The Tessera computational environment is powered by a statistical approach, Divide and Recombine. At the front end, the analyst programs in R. At the back end is a distributed parallel computational environment such as Hadoop. In between are three Tessera packages: datadr, Trelliscope, and RHIPE. These packages enable the data scientist to communicate with the back end with simple R commands.
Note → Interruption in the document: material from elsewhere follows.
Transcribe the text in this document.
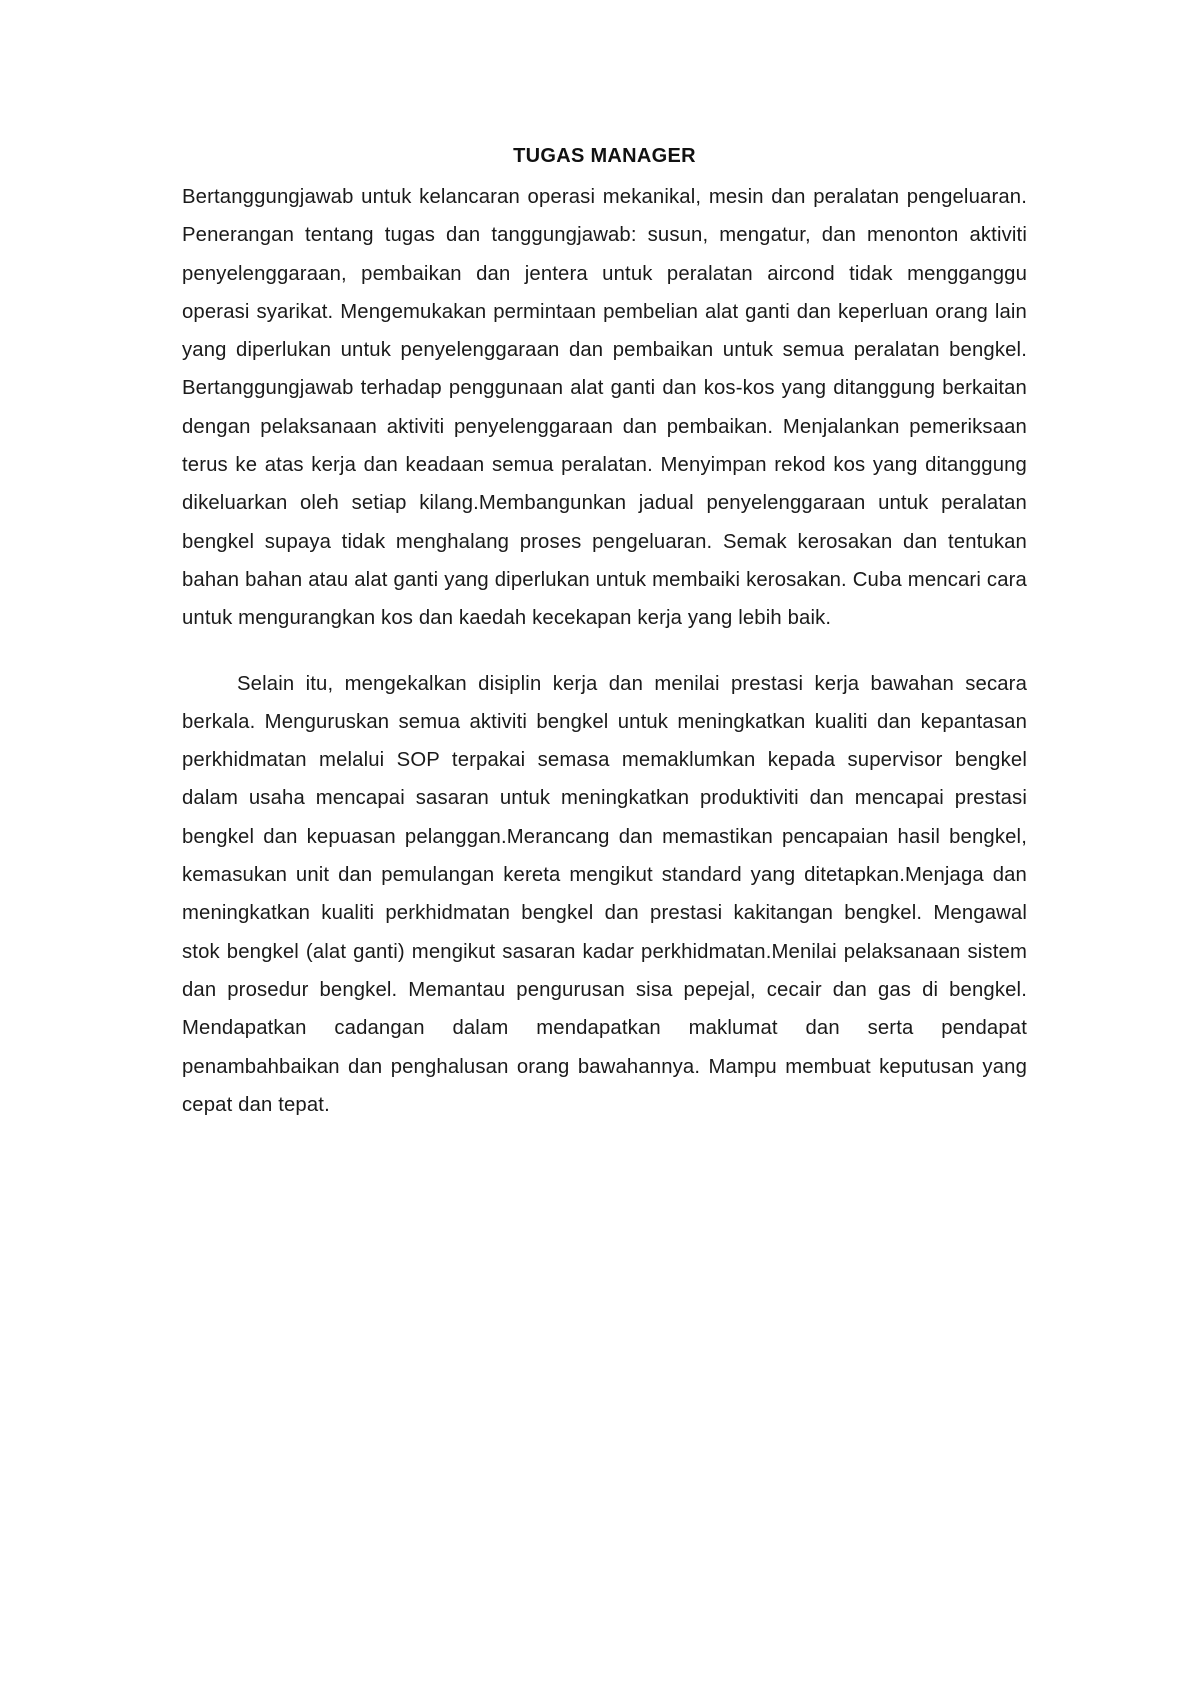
TUGAS MANAGER

Bertanggungjawab untuk kelancaran operasi mekanikal, mesin dan peralatan pengeluaran. Penerangan tentang tugas dan tanggungjawab: susun, mengatur, dan menonton aktiviti penyelenggaraan, pembaikan dan jentera untuk peralatan aircond tidak mengganggu operasi syarikat. Mengemukakan permintaan pembelian alat ganti dan keperluan orang lain yang diperlukan untuk penyelenggaraan dan pembaikan untuk semua peralatan bengkel. Bertanggungjawab terhadap penggunaan alat ganti dan kos-kos yang ditanggung berkaitan dengan pelaksanaan aktiviti penyelenggaraan dan pembaikan. Menjalankan pemeriksaan terus ke atas kerja dan keadaan semua peralatan. Menyimpan rekod kos yang ditanggung dikeluarkan oleh setiap kilang.Membangunkan jadual penyelenggaraan untuk peralatan bengkel supaya tidak menghalang proses pengeluaran. Semak kerosakan dan tentukan bahan bahan atau alat ganti yang diperlukan untuk membaiki kerosakan. Cuba mencari cara untuk mengurangkan kos dan kaedah kecekapan kerja yang lebih baik.

Selain itu, mengekalkan disiplin kerja dan menilai prestasi kerja bawahan secara berkala. Menguruskan semua aktiviti bengkel untuk meningkatkan kualiti dan kepantasan perkhidmatan melalui SOP terpakai semasa memaklumkan kepada supervisor bengkel dalam usaha mencapai sasaran untuk meningkatkan produktiviti dan mencapai prestasi bengkel dan kepuasan pelanggan.Merancang dan memastikan pencapaian hasil bengkel, kemasukan unit dan pemulangan kereta mengikut standard yang ditetapkan.Menjaga dan meningkatkan kualiti perkhidmatan bengkel dan prestasi kakitangan bengkel. Mengawal stok bengkel (alat ganti) mengikut sasaran kadar perkhidmatan.Menilai pelaksanaan sistem dan prosedur bengkel. Memantau pengurusan sisa pepejal, cecair dan gas di bengkel. Mendapatkan cadangan dalam mendapatkan maklumat dan serta pendapat penambahbaikan dan penghalusan orang bawahannya. Mampu membuat keputusan yang cepat dan tepat.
Divide and Recombine (D&R)

Tessera is powered by Divide and Recombine. In D&R, we seek meaningful ways to divide the data into subsets, apply statistical methods to each subset independently, and recombine the results of those computations in a statistically valid way. This enables us to use the existing vast library of methods available in R – no need to write scalable versions

DATADR

The datadr R package provides a simple interface to D&R operations. The interface is back end agnostic, so that as new distributed computing technology comes along, datadr will be able to harness it. Datadr currently supports in-memory, local disk / multicore, and Hadoop back ends, with experimental support for Apache Spark. Regardless of the back end, coding is done entirely in R and data is represented as R objects.

TRELLISCOPE

Trelliscope is a D&R visualization tool based on Trellis Display that enables scalable, flexible, detailed visualization of data. Trellis Display has repeatedly proven itself as an effective approach to visualizing complex data. Trelliscope, backed by datadr, scales Trellis Display, allowing the analyst to break potentially very large data sets into many subsets, apply a visualization method to each subset, and then interactively sample, sort, and filter the panels of the display on various quantities of interest.
trelliscope

RHIPE

RHIPE is the R and Hadoop Integrated Programming Environment. RHIPE allows an analyst to run Hadoop MapReduce jobs wholly from within R. RHIPE is used by datadr when the back end for datadr is Hadoop. You can also perform D&R operations directly through RHIPE , although in this case you are programming at a lower level.

Quite an impressive package for R and “big data.”

I first saw this in a tweet by Christophe Lalanne.